Totdat onderzoek definitief uitsluitsel geeft of Betadine effectief is of niet, lijkt het een redelijke behandeling te zijn om te proberen wanneer deze patiënten zich presenteren binnen de eerste paar dagen na het begin van de infectie. Het is snel, goedkoop en heeft het potentieel om de duur van de infectie van een patiënt aanzienlijk te verkorten. De beslissing om Betadine te gebruiken kan worden geleid door de resultaten van AdenoPlus, die de nauwkeurigheid van de clinicus bij het diagnosticeren van Ad-CS.ODT
1 zouden moeten verbeteren. Meyer-Rusenberg B, Loderstadt U, Richard G, Kaulfers PM, et al. Epidemische keratoconjunctivitis: de huidige situatie en aanbevelingen voor preventie en behandeling. Dtsch Arztebl Int. 2011 Jul;108(27):475-80.
4. Buffington J, Chapman LE, Stobierski MG, Hierholzer JC, et al. Epidemic keratoconjunctivitis in a chronic care facility: risk factors and measures for control. J Am Geriatr Soc. 1993 Nov;41(11):1177-81.

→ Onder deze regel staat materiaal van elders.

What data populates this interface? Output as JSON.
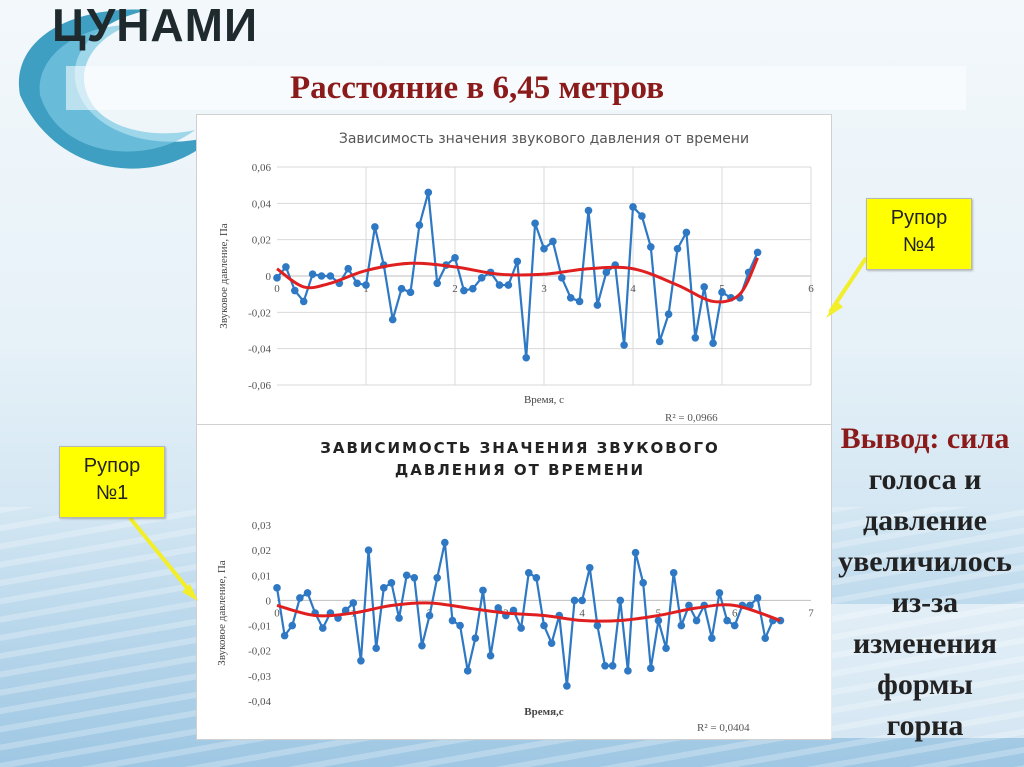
{
  "slide": {
    "brand": "ЦУНАМИ",
    "title": "Расстояние в 6,45 метров"
  },
  "callouts": {
    "top": "Рупор\n№4",
    "bottom": "Рупор\n№1"
  },
  "conclusion": {
    "lead": "Вывод: сила",
    "lines": [
      "голоса и",
      "давление",
      "увеличилось",
      "из-за",
      "изменения",
      "формы",
      "горна"
    ]
  },
  "colors": {
    "series": "#2e78c4",
    "trend": "#e02020",
    "title_red": "#8b1a1a",
    "callout": "#ffff00"
  },
  "chart_data": [
    {
      "type": "line",
      "title": "Зависимость значения звукового давления от времени",
      "xlabel": "Время, с",
      "ylabel": "Звуковое давление, Па",
      "ylim": [
        -0.06,
        0.06
      ],
      "xlim": [
        0,
        6
      ],
      "yticks": [
        "0,06",
        "0,04",
        "0,02",
        "0",
        "-0,02",
        "-0,04",
        "-0,06"
      ],
      "xticks": [
        "0",
        "1",
        "2",
        "3",
        "4",
        "5",
        "6"
      ],
      "r2_label": "R² = 0,0966",
      "grid": true,
      "series": [
        {
          "x": [
            0,
            0.1,
            0.2,
            0.3,
            0.4,
            0.5,
            0.6,
            0.7,
            0.8,
            0.9,
            1.0,
            1.1,
            1.2,
            1.3,
            1.4,
            1.5,
            1.6,
            1.7,
            1.8,
            1.9,
            2.0,
            2.1,
            2.2,
            2.3,
            2.4,
            2.5,
            2.6,
            2.7,
            2.8,
            2.9,
            3.0,
            3.1,
            3.2,
            3.3,
            3.4,
            3.5,
            3.6,
            3.7,
            3.8,
            3.9,
            4.0,
            4.1,
            4.2,
            4.3,
            4.4,
            4.5,
            4.6,
            4.7,
            4.8,
            4.9,
            5.0,
            5.1,
            5.2,
            5.3,
            5.4
          ],
          "values": [
            -0.001,
            0.005,
            -0.008,
            -0.014,
            0.001,
            0,
            0,
            -0.004,
            0.004,
            -0.004,
            -0.005,
            0.027,
            0.006,
            -0.024,
            -0.007,
            -0.009,
            0.028,
            0.046,
            -0.004,
            0.006,
            0.01,
            -0.008,
            -0.007,
            -0.001,
            0.002,
            -0.005,
            -0.005,
            0.008,
            -0.045,
            0.029,
            0.015,
            0.019,
            -0.001,
            -0.012,
            -0.014,
            0.036,
            -0.016,
            0.002,
            0.006,
            -0.038,
            0.038,
            0.033,
            0.016,
            -0.036,
            -0.021,
            0.015,
            0.024,
            -0.034,
            -0.006,
            -0.037,
            -0.009,
            -0.012,
            -0.012,
            0.002,
            0.013
          ]
        },
        {
          "type": "trend",
          "x": [
            0,
            0.3,
            0.6,
            1.0,
            1.5,
            2.0,
            2.5,
            3.0,
            3.5,
            4.0,
            4.5,
            4.9,
            5.2,
            5.4
          ],
          "values": [
            0.004,
            -0.006,
            -0.004,
            0.003,
            0.007,
            0.005,
            0.001,
            0.001,
            0.004,
            0.004,
            -0.005,
            -0.014,
            -0.01,
            0.01
          ]
        }
      ]
    },
    {
      "type": "line",
      "title": "ЗАВИСИМОСТЬ ЗНАЧЕНИЯ ЗВУКОВОГО ДАВЛЕНИЯ ОТ ВРЕМЕНИ",
      "xlabel": "Время,с",
      "ylabel": "Звуковое давление, Па",
      "ylim": [
        -0.04,
        0.03
      ],
      "xlim": [
        0,
        7
      ],
      "yticks": [
        "0,03",
        "0,02",
        "0,01",
        "0",
        "-0,01",
        "-0,02",
        "-0,03",
        "-0,04"
      ],
      "xticks": [
        "0",
        "1",
        "2",
        "3",
        "4",
        "5",
        "6",
        "7"
      ],
      "r2_label": "R² = 0,0404",
      "grid": false,
      "series": [
        {
          "x": [
            0,
            0.1,
            0.2,
            0.3,
            0.4,
            0.5,
            0.6,
            0.7,
            0.8,
            0.9,
            1.0,
            1.1,
            1.2,
            1.3,
            1.4,
            1.5,
            1.6,
            1.7,
            1.8,
            1.9,
            2.0,
            2.1,
            2.2,
            2.3,
            2.4,
            2.5,
            2.6,
            2.7,
            2.8,
            2.9,
            3.0,
            3.1,
            3.2,
            3.3,
            3.4,
            3.5,
            3.6,
            3.7,
            3.8,
            3.9,
            4.0,
            4.1,
            4.2,
            4.3,
            4.4,
            4.5,
            4.6,
            4.7,
            4.8,
            4.9,
            5.0,
            5.1,
            5.2,
            5.3,
            5.4,
            5.5,
            5.6,
            5.7,
            5.8,
            5.9,
            6.0,
            6.1,
            6.2,
            6.3,
            6.4,
            6.5,
            6.6
          ],
          "values": [
            0.005,
            -0.014,
            -0.01,
            0.001,
            0.003,
            -0.005,
            -0.011,
            -0.005,
            -0.007,
            -0.004,
            -0.001,
            -0.024,
            0.02,
            -0.019,
            0.005,
            0.007,
            -0.007,
            0.01,
            0.009,
            -0.018,
            -0.006,
            0.009,
            0.023,
            -0.008,
            -0.01,
            -0.028,
            -0.015,
            0.004,
            -0.022,
            -0.003,
            -0.006,
            -0.004,
            -0.011,
            0.011,
            0.009,
            -0.01,
            -0.017,
            -0.006,
            -0.034,
            0,
            0,
            0.013,
            -0.01,
            -0.026,
            -0.026,
            0,
            -0.028,
            0.019,
            0.007,
            -0.027,
            -0.008,
            -0.019,
            0.011,
            -0.01,
            -0.002,
            -0.008,
            -0.002,
            -0.015,
            0.003,
            -0.008,
            -0.01,
            -0.002,
            -0.002,
            0.001,
            -0.015,
            -0.008,
            -0.008
          ]
        },
        {
          "type": "trend",
          "x": [
            0,
            0.5,
            1.0,
            1.5,
            2.0,
            2.5,
            3.0,
            3.5,
            4.0,
            4.5,
            5.0,
            5.5,
            6.0,
            6.6
          ],
          "values": [
            -0.002,
            -0.006,
            -0.005,
            -0.002,
            -0.001,
            -0.003,
            -0.005,
            -0.006,
            -0.008,
            -0.008,
            -0.006,
            -0.003,
            -0.002,
            -0.008
          ]
        }
      ]
    }
  ]
}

5. Ford E, Nelson KE, Warren D. Epidemiologie van epidemische keratoconjunctivitis. Epidemiol Rev. 1987;9:244-61.
9. Chaberny IE, Schnitzler P, Geiss HK, Wendt C. An outbreak of epidemic keratoconjunctivtis in a pediatric unit due to adenovirus type 8. Infect Control Hosp Epidemiol. 2003 Jul;24(7):514-.
11. Azar MJ, Dhaliwal DK, Bower KS, Kowalski RP, et al. Mogelijke gevolgen van het schudden van handen met uw patiënten met epidemische keratoconjunctivitis. Am J Ophthalmol. 1996 Jun;121(6):711-2.

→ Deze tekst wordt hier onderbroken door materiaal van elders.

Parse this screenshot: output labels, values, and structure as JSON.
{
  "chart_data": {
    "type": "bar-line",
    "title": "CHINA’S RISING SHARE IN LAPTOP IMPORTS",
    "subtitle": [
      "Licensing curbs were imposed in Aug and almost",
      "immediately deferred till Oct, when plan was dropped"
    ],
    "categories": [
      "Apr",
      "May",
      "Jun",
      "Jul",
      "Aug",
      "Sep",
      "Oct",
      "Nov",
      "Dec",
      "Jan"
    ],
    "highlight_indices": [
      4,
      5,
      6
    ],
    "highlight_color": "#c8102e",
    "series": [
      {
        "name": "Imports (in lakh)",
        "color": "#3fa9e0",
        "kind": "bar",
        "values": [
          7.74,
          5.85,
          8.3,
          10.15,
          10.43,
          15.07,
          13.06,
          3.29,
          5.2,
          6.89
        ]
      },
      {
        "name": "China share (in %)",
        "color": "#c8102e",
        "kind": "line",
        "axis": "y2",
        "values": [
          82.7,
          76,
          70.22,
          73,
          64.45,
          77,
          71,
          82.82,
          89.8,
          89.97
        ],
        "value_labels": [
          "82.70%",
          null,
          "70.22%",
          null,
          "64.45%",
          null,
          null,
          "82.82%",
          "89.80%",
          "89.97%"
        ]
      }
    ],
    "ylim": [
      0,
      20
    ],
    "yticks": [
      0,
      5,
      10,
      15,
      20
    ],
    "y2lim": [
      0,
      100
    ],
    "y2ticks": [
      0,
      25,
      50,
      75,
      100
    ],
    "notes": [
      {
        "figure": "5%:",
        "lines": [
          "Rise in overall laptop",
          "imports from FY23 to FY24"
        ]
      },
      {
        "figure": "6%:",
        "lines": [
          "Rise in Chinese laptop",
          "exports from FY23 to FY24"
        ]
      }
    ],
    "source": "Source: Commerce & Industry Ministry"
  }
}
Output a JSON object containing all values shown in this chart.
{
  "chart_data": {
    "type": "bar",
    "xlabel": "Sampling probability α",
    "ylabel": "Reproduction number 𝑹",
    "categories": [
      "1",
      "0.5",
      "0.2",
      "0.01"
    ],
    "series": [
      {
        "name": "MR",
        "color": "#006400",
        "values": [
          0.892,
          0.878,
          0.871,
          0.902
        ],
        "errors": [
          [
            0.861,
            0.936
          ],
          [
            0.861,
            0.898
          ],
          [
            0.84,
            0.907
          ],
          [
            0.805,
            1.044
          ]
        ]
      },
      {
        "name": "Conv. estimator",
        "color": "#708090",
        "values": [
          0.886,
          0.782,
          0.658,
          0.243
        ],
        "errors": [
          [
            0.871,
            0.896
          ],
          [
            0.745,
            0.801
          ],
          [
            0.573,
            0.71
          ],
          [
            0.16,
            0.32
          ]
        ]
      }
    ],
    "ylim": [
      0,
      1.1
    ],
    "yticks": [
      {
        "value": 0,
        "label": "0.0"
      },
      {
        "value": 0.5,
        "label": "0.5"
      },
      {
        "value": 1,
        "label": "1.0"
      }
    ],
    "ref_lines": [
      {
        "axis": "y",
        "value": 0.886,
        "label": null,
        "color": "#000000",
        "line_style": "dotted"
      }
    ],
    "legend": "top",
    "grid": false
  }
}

13. Ward JB, Siojo LG, Waller SG. Een prospectieve, gemaskeerde klinische studie van trifluridine, dexamethason en kunsttranen in de behandeling van epidemische keratoconjunctivitis. Cornea. 1993 May;12(3):216-21.
14. Roba LA, Kowalski RP, Gordon AT, Romanowski EG, et al. Adenoviral ocular isolates demonstrate serotype-dependent differences in in vitro infectivity titers and clinical course. Cornea. 1995 Jul;14(4):388-93.
15. Sambursky R, Trattler W, Tauber S, Starr C, et al. Sensitivity and specificity of the AdenoPlus test for diagnosing adenoviral conjuncvitis. JAMA Ophthalmol. 2013 Jan;131(1):17-22.
18. Kawana R, Kitamura T, Nakagomi O, Matsumoto I, et al. Inactivatie van humane virussen door povidon-joodine in vergelijking met andere antiseptica. Dermatologie. 1997;195 Suppl 2:29-35.